Ultrastructural and Enzymic Studies of Cell Membranes from Ice-encased and Noniced Winter Wheat Seedlings

Abstract

A marked increase in the amount of cisternal-like cytoplasmic membranes was observed after ice encasement of winter wheat (Triticum aestivum L.) seedlings. Linear sucrose gradients were employed to separate the various membrane components of the microsomal membrane fraction. NADH- and NADPH-cytochrome c reductase, two specific enzyme markers for plant endoplasmic reticulum (ER) were used to locate the ER in the linear gradients. The identity of the ER fraction was confirmed by determining the effect of EDTA and Mg(2+) in the preparative media on the distribution of NADH- and NADPH-cytochrome c reductase activity within the gradient.
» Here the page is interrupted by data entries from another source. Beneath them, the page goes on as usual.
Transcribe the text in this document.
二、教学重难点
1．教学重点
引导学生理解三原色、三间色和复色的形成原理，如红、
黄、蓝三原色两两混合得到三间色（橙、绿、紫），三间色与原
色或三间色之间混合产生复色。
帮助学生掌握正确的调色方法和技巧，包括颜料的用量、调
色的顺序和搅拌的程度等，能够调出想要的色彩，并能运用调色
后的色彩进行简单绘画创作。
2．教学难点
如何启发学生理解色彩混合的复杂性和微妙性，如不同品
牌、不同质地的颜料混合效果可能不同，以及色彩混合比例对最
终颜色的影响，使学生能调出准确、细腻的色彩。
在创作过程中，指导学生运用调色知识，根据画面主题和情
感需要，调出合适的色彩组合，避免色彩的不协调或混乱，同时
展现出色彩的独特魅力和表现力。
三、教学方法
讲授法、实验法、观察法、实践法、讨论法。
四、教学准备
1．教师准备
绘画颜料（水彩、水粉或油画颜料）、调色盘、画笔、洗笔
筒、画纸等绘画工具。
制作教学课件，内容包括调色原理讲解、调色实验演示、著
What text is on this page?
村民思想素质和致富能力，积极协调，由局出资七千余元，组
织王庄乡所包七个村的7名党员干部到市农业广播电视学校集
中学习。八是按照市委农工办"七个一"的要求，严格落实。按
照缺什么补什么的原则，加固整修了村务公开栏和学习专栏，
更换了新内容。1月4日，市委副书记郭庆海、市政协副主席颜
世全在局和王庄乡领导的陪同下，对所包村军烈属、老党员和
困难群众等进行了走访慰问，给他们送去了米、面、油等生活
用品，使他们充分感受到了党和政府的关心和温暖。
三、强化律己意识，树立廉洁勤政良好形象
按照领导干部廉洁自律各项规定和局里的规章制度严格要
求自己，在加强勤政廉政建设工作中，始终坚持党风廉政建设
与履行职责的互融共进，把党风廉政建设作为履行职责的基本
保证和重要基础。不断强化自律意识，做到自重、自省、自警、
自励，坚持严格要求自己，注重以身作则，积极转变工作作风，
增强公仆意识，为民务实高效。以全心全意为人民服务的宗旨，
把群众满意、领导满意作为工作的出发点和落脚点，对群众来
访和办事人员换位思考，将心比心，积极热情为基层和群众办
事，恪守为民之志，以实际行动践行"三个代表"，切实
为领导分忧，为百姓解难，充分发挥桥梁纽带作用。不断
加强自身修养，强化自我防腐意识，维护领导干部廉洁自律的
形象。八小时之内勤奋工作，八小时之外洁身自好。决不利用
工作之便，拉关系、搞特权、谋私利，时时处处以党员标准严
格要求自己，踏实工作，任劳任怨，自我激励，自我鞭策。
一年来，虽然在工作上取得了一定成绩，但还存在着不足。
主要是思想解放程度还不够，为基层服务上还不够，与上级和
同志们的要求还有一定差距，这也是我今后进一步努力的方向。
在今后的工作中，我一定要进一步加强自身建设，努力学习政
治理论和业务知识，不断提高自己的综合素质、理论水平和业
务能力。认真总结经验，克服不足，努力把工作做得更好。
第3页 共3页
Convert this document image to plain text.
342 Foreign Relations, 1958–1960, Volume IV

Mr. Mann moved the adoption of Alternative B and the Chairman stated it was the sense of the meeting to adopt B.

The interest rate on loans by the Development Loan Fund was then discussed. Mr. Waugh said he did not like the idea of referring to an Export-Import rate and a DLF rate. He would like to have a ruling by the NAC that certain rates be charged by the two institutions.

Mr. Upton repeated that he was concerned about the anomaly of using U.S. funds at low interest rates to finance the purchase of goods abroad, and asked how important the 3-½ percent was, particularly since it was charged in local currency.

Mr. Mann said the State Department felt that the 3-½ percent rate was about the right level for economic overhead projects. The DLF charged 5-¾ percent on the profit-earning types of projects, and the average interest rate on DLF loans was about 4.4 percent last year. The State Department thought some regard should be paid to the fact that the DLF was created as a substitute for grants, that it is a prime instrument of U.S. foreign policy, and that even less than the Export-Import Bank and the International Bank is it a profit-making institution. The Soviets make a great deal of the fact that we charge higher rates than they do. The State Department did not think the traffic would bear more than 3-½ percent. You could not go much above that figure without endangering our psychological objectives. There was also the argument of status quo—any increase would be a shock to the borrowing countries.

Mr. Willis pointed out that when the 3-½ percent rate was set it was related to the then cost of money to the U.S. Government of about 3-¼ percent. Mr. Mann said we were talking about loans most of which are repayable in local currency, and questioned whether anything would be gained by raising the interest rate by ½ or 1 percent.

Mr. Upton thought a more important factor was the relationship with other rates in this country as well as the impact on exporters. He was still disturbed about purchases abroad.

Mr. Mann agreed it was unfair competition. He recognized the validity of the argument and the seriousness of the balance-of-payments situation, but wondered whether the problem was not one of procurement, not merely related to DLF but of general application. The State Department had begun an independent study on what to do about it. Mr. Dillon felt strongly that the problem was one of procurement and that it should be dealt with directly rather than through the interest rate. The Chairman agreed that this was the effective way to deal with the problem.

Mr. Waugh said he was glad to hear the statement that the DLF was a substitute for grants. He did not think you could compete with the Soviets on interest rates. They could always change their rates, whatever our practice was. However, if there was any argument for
In the presence of EDTA which dissociates ribosomes from ER, peaks of activity for the two enzymes were observed at a density corresponding to that for "smooth" ER. When the media also contained an appropriate concentration of Mg(2+) to maintain the attachment of ribosomes to the ER, the peaks of activity for the enzymes shifted to a density corresponding to that for "rough" ER. NADH-cytochrome c reductase activity was similar for 24 C-grown and 2 C-grown iced seedlings, but significantly lower for 2 C noniced seedlings. No preferential increase in uptake of radioactive leucine or choline in the ER was observed during ice encasement. The accumulation of electron microscopically visible membrane arrays was not inhibited by the presence of protein synthesis inhibitors at concentrations which severely inhibited incorporation of [1-(14)C]leucine into membrane protein, but did not affect survival and growth of the seedlings. These observations indicate that the apparent proliferation of ER during ice encasement does not result from net membrane synthesis, but rather from reorganization of existing membrane elements within the cell.